The economic Panteion University, the University of Piraeus and the agricultural Harokopio University will be merged into a single university, which will be called "Adamantios Korais" and headquartered in Athens. The technical universities in Athens and Thessaloniki will be merged on the basis of the same principle too.

"A large academic map of universities and colleges has grown in the country in the last 45 years, which have not always met the scientific criteria, the needs of the economy and development. It was a weakness developed by the clientelist country," explained the Minister of Education Konstantinos Avramopoulos.

The areas that will remain without university branches are Ierapetra, Agios Nikolaos, Lefkada, Amaliada, Egeo, Argostoli, Nafpaktos, Crete, Livadia, Moudania, Veria, Naoussa and Edessa. The decision of the Ministry of Education to merge and close the educational centres has caused serious discontent in the academic community.

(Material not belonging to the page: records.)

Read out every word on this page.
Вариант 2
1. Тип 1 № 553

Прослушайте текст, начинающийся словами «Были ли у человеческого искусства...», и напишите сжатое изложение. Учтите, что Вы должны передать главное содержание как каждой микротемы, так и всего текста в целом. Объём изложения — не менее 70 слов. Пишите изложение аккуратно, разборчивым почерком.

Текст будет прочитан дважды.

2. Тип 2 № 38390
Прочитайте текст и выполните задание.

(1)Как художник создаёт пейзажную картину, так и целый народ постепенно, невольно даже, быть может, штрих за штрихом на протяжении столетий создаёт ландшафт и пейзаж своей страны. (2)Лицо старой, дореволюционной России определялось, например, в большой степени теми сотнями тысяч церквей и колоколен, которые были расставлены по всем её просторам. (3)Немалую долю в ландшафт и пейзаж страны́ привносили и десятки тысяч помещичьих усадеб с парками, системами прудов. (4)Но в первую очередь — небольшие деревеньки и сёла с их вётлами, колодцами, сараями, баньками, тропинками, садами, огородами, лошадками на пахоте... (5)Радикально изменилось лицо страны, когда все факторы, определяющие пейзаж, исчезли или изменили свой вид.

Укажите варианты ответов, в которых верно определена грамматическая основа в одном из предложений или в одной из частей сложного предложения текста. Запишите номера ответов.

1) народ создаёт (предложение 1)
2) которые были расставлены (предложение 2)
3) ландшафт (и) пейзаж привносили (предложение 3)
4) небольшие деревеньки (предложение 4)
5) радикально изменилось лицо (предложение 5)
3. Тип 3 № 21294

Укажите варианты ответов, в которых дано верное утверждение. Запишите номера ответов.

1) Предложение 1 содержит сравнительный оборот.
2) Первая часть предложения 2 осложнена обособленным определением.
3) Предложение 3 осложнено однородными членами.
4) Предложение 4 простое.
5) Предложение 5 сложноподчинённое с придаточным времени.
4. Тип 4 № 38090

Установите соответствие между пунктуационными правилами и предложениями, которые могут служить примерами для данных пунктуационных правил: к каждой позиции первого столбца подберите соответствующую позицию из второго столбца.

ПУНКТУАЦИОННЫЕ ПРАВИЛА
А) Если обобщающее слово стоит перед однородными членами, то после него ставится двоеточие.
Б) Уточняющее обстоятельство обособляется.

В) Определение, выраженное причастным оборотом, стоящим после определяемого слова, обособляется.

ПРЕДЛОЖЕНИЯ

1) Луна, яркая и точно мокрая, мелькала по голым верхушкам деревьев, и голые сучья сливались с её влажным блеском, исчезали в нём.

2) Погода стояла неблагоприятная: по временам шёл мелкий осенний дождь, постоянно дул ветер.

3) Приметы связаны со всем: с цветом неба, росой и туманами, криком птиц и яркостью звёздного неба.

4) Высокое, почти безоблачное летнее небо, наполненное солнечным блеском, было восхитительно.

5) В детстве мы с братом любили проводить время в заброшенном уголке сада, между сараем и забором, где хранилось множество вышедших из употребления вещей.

Representatives of the local government organizations of the affected areas have also opposed the reform and stated that they are ready to start active protests in order to stop the closure of higher educational centres in their towns.

Florina’s Mayor Yiannis Voskopoulos called the reform plan a "slap" and said he would fight to the end to prevent the closure of the four branches of the University of Western Macedonia, which is expected to be merged with another university. "The government is working against the appropriateness of the region. It is using practices which we know from the past and which are against the cultural, economic and national interests of the region," Voskopoulos told Ethnos newspaper.

The supporters of the reform plan explain that the opening of a university in smaller provinces of the country in recent decades has been associated with the promises of politicians to their constituencies. University branches bring significant revenue to the municipalities in the country, which explains the large number of universities and colleges there.

According to the head of the University of Ioannina Triadafilos Abanis, the "Athens" plan has positive sides although he finds it incomplete. According to him, many universities will have serious administrative difficulties in the merger of the institutions. The head of the University of Patras George Panayotakis does not agree with the change in the name of the university represented by him to 'University of Patras - Western Greece'. "It took us 50 years to make known the name of the university. I see no reason for renaming it," he said.

The reform in the system of higher education is expected to drive 10-15 thousand students to change the city in which they study. University teachers are also frustrated because the Ministry has not informed them about the coming changes and they worry that the closure and merger of branches will become the cause of dismissals.